Friday, September 30, 2005
One Year Ago
One year ago today, I was blissfully 5w6d pregnant. I was teaching school (it was a Thursday) and going about my merry way, when I stopped to use the bathroom before lunch. It was then I noticed the blood. Not gushing blood, but plenty of it...enough to know something was very wrong. I called my doc and my husband and we went to her office ASAP to get checked out. It was the last day of school before Fall Break. My doctor was not there that day, so I had to see the midwife who was very cold and blunt and harshly told us something to the effect of, "These things happen. Its no big deal." Chris wanted to punch her out. They took blood and sent us on our way. We went home stunned and speechless. Our innocence was officially gone.The next day (Friday - Oct. 1) was a teacher planning day, much like today was. (The principal had called me at home Thurs. night to tell me not to worry about coming in the next day.) I skipped the work day and went back to the doctor, only to find out that I was officially not pregnant anymore. I had miscarried naturally without even as much blood as a normal period. I only bled these two days and my baby was gone just like that. I spent the day last year curled up in a ball crying my eyes out. Chris didn't know what to do...I didn't know what to do...Nothing anyone said could make it better. They still can't.

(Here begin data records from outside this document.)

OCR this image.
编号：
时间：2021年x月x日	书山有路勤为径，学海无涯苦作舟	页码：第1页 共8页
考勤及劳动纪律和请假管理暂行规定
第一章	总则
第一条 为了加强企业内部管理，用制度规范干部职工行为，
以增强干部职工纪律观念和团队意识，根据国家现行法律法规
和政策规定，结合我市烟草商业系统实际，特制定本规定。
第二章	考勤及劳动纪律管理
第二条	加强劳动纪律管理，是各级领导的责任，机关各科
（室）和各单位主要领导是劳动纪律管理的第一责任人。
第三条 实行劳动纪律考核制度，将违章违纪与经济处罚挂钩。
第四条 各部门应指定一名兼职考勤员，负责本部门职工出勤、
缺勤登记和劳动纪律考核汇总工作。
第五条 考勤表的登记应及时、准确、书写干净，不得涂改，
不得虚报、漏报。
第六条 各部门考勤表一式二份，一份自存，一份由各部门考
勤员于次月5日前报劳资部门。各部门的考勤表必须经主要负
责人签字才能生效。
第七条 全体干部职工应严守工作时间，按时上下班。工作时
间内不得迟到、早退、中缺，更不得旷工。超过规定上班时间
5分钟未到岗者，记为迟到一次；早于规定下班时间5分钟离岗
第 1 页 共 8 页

Even though I'm pregnant again and seem to be OK this time, nothing can replace that baby that we lost. Nothing will make me forget. Every time I hear about another woman's loss I am taken back to that day and all the emotions come rushing back. (Yesterday Chris found out one of his co-workers lost her baby at 12 weeks and was having to have a D&C. He felt the emotions all over again as well.) I'm jaded now...not nearly as innocent or naive as I used to be. But maybe that's a good thing? I don't know.
Has it really been a year?? As I sit here crying, I think about how long ago it seems...and yet still feels like just yesterday. How strange.